The 2018 Appropriation Act fixed the naira exchange rate (AAR) of N305/US$1 (the same as in 2017) and raised the benchmark oil price to $50.50/barrel from the initially proposed $45/barrel. Other things being equal, the revised benchmark would trim the fiscal deficit below the indicated 1.77 per cent of GDP based on the discarded benchmark price. Hence the 2018 inflation expectation is about 1.77 per cent. In 2017, actual fiscal deficit was 1.9 per cent. Suppose total state governments' deficit amounted to one-quarter of the federal level thereby bringing the overall fiscal deficit to some 2.4 per cent of GDP. The attendant inflation expectation of 2.4 per cent fell within the safe 0-3 per cent inflation range.

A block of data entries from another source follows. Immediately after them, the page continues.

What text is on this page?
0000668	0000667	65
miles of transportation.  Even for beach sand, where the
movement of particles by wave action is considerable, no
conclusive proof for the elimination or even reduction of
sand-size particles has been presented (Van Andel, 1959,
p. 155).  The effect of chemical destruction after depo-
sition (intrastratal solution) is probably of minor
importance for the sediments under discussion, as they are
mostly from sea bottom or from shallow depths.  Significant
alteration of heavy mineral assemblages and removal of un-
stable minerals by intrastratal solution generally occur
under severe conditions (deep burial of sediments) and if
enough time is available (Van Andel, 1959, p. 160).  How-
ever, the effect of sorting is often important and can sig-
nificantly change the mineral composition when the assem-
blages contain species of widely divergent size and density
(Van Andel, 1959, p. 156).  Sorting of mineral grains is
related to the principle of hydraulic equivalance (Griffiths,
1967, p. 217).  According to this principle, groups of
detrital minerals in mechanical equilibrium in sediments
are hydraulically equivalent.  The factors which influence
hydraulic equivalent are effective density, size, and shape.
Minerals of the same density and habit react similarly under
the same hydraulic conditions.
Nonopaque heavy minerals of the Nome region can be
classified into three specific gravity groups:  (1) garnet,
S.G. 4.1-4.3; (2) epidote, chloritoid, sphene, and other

Ordinarily, such level of inflation permits accommodative monetary policy stance and positive real lending interest rates of 4-7 per cent. Low lending rates within that range (signifying prevailing conducive production environment) are investment-friendly, foster extensive borrowing for productive activities, facilitate emergence of a private sector-led throbbing economy, engender inclusive rapid growth and development and vice versa in emerging economies. However, contrary to the 2017 low inflation expectation, estimated inflation by NBS stood at between 18.7 per cent in January and 15.4 per cent in December. The lingering impact of 2016 naira devaluation is not adducible to fully explain the high inflation outturn. It has been shown elsewhere that annual inflation expectation deducible from budget expenditure and realised revenue has been consistently exceeded because CBN repudiates the economy-wide application of the relevant AAR, subjects the economy to excessive fiscal deficits by disbursing for government (all tiers) budgetary spending substituted pro-rata apex bank funds in lieu of withheld (by CBN) Federation Account dollar allocations and operates artificial devalued exchange rates that unsettle the productive sectors of the economy while enriching interlopers.